İZMİR BELEDİYE MANZARALARI

Banu Pirinçcioğlu

Yazıma başlamadan bir noktayı belirteyim. Ben oyumu CHP ye verdim. Sol görüş sağ görüş meselesi değil. Aydın ve laik oldukları için. Büyük büyük dedem partinin ilk milletvekillerinden, rahmetli Hüseyin Öklem.

Tabii o zamanlar partilerin amaçları ile bugünkü amaçları tamamen farklı. O zamanlar yurdunu, halkını korumaya ant içenler vardı. Gecesini gündüzüne katıp, uyku nedir bilmeden çalışanlar vardı.

Ben günümüzde öyle çalışan bir ekip göremiyorum.

Bir yerden, bir yere gitmek için bile konvoy oluyor. Kimse tek başına çıkıp bir yere gidemiyor. Hep bir kalabalık hep bir şaşaa.

Aslında şehrimizden memnun olsak bütün bunlardan bize ne derim. İster tek başına ister orduyla gezsinler, şov yapsınlar.

Ama memnun değilim.

Kimin ben? Sıradan bir vatandaş. Bu da bir vatandaşın içini dökme yazısı.

Hiçbir şeyin değişmeyeceğini bile bile yazıyorum.

Kocaman kocaman işler yaptılar, kocaman aferin aldılar.

Nedir bunlar?

Örneğin bir Karşıyaka sahil yolu diyelim. Zaten var olan sahili iki sene kullanılamaz hale getirip az biraz tepeler koydular, biraz ışık, biraz bank. Al bize sahil yolu. Vardı, ama olsun. Tepeleri eksikti.

Bu süreçte ne oldu? Toz toprak, kir, pas. Nerdeyse iki sene yürüyemedik bu yollardan.

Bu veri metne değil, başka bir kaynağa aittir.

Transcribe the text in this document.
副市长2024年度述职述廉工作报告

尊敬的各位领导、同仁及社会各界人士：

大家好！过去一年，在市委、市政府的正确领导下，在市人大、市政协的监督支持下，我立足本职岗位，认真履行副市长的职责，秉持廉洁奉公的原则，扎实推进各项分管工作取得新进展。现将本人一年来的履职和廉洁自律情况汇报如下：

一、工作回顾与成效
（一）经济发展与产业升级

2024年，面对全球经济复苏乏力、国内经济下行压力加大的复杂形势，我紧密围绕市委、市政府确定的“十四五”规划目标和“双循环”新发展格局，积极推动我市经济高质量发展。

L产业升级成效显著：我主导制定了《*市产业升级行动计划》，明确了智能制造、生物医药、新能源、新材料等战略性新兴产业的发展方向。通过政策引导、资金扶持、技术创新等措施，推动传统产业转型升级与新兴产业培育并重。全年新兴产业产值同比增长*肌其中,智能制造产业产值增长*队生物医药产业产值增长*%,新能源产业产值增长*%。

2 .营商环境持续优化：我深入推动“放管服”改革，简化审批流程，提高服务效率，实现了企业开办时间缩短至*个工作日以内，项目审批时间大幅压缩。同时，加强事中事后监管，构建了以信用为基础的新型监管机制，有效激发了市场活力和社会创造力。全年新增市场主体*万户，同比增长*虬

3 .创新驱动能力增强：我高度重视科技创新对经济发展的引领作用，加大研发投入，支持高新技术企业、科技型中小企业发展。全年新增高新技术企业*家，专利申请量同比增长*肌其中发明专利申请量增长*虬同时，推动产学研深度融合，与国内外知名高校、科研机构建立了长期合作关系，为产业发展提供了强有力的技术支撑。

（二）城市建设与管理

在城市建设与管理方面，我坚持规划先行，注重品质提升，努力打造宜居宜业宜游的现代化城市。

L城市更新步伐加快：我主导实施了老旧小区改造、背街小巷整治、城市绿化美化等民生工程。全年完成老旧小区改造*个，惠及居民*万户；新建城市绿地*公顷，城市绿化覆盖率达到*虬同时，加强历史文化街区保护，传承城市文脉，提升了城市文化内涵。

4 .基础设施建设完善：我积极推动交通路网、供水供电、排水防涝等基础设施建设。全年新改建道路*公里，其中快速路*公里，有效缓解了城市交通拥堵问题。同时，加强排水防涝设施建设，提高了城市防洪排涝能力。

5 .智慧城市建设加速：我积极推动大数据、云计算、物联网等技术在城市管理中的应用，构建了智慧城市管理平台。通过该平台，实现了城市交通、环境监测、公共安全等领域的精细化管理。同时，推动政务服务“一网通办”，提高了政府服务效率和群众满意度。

Aynı anda yine Karşıyaka'da bir opera binası başladı. 24 saat işçilik. Sanata acıkmış İzmir halkına opera yetiştirmek için gece yarısı bile vinçler çalıştı. Pazar sabahları uykularımızdan balyoz sesleriyle sıçradık. Ama olsun, varsın opera yetişsin. Ama yetişmedi. Dört sene oldu gürültüsü bitmedi. 31 katlı Hilton otelini bir senede bitirdiler de burası bitemedi.

İtirazlar yapıldı, dilekçeler yazıldı. El insaf gece bari susun dendi. Bilirkişi geldi, baktı, uygundur dedi. Desibelde bir sıkıntı yok.

Sıkıntı görmediği desibel inşaatın komşu binası apartman sakinlerinde uyku bırakmadı. Bebekli aileler mecburen evini boşalttı.

Sırf opera uğruna.

Tozundan kirinden bahsetmiyorum bile.

O daha bitmemişti ki Karşıyaka'ya hizmet için tutuşan belediye geldi yine Mavişehir'e bir park yapmak istedi. Atıl alan Peynircioğlu deresinin yanlarına botanik bitkiler yapıldı, tepeler dikildi. Işıklar, banklar. Bitene kadar çamuru tozu kiri bir sene içimize çekildi. Ya sabır denildi.

Ancak bir detayı atladılar. Gecenin bir saati o derenin az ilerisi ayyaşların toplanma yeriydi. Güvence nedir diye sorduk, bekçi koyacağız dediler. Şimdiye kadar bekçiyi gören olmadı. Ama sabahlara kadar nara atan sarhoşları gören çok. Duyan da çok.

Derenin hemen önünde evi olanlar her gece polisi arıyor. Ne gelen var ne çözüm bulan. Belki bekçi olsaydı...

Hadi artık iki huzur buluruz dediğimiz anda, kazılar başladı. Yine ne oluyor diye baktık, Atakent ile Mavişehir birinci etap arasında kalan bir ufak alan daha vardı ki bunu dereyi yaparken görmemişti belediye. Derenin bittiği noktanın elli metre ilerisi. Resimlerde var, lütfen bakınız.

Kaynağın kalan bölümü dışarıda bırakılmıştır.